Bubble Collapse and Jet Formation in Corner Geometries

TL;DR

This study investigates bubble collapse and jet formation in corner geometries, providing experimental insights and potential flow analysis predictions for jet directions across various corner angles, including special analytic solutions.

Contribution

It introduces experimental and analytical methods to predict bubble jet directions in corner geometries with different opening angles, extending understanding beyond flat boundaries.

Findings

Potential flow analysis accurately predicts jet directions.

Analytic solutions exist for corners with angles of π/n.

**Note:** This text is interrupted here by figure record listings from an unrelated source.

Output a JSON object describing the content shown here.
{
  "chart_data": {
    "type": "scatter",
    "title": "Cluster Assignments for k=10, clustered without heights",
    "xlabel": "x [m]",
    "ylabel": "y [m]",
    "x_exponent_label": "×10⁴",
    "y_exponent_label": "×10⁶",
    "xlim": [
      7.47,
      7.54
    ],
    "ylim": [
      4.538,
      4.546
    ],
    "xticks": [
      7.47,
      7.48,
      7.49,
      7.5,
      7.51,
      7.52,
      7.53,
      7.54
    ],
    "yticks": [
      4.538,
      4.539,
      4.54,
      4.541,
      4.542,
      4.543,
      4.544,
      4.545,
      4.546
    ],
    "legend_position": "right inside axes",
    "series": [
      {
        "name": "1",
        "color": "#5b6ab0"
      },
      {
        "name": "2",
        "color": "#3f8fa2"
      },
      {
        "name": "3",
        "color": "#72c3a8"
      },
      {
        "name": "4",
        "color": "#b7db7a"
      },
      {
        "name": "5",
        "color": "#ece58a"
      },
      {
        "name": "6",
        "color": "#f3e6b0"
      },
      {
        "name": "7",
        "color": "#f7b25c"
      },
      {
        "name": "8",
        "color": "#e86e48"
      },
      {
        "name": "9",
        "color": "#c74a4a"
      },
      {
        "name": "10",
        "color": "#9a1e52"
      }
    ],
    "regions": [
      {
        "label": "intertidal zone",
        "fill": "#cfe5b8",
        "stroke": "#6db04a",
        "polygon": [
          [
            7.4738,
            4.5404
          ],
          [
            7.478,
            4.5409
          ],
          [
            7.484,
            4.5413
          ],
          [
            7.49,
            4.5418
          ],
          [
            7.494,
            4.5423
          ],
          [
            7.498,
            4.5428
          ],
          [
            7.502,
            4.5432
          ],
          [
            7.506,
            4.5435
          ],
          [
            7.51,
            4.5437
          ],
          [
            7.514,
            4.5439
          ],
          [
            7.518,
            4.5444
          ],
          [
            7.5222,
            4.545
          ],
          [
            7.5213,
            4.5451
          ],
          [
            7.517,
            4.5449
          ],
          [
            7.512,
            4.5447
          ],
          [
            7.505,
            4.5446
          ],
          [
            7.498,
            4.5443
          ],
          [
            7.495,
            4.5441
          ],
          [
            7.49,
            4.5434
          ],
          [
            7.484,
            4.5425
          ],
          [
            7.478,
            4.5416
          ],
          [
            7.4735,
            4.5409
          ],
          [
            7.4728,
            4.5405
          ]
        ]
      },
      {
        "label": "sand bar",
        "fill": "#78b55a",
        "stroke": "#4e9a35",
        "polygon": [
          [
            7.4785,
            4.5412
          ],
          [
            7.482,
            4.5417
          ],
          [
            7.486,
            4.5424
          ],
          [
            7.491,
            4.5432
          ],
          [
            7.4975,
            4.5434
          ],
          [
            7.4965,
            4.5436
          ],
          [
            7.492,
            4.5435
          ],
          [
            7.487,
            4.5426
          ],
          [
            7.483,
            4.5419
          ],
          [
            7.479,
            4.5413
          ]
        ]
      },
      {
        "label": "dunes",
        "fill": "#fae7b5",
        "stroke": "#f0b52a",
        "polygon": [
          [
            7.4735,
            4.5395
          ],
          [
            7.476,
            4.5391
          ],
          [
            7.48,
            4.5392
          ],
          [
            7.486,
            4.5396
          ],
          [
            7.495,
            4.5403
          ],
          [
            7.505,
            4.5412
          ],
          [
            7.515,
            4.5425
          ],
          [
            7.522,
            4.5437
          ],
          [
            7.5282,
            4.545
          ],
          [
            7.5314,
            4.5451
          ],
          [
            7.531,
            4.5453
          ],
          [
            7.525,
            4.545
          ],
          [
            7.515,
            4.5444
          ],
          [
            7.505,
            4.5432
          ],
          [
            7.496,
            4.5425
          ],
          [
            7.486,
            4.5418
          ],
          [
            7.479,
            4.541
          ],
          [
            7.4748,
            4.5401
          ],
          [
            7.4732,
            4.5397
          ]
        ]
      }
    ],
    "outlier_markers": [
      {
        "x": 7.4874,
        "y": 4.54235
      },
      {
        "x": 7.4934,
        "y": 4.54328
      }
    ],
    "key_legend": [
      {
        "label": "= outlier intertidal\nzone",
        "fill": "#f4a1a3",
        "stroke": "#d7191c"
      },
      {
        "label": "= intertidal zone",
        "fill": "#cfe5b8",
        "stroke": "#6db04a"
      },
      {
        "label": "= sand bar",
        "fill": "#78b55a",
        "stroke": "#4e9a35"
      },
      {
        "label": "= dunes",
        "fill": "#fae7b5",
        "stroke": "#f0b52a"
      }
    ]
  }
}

Solutions cover from single wall to parallel walls cases.

Abstract

The collapse of a vapor bubble near a flat solid boundary results in the formation of a jet that is directed towards the boundary. In more complex geometries such as corners, predictions of the collapse cannot be made in a straightforward manner due to the loss of axial symmetry. We experimentally investigate the bubble collapse and jet formation in corners formed of two flat solid boundaries with different opening angles. Using potential flow analysis, we accurately predict the direction of the jet and bubble displacement. We further show that for a corner with an opening angle $\alpha$, there exist analytic solutions that predict the jet direction for all the cases $\alpha=\pi/n$, where $n$ is a natural number. These solutions cover, in discrete steps, the full range of corners from the limiting case of a bubble near a single wall ($n=1$) up to a bubble in between parallel walls ($n\rightarrow\infty$).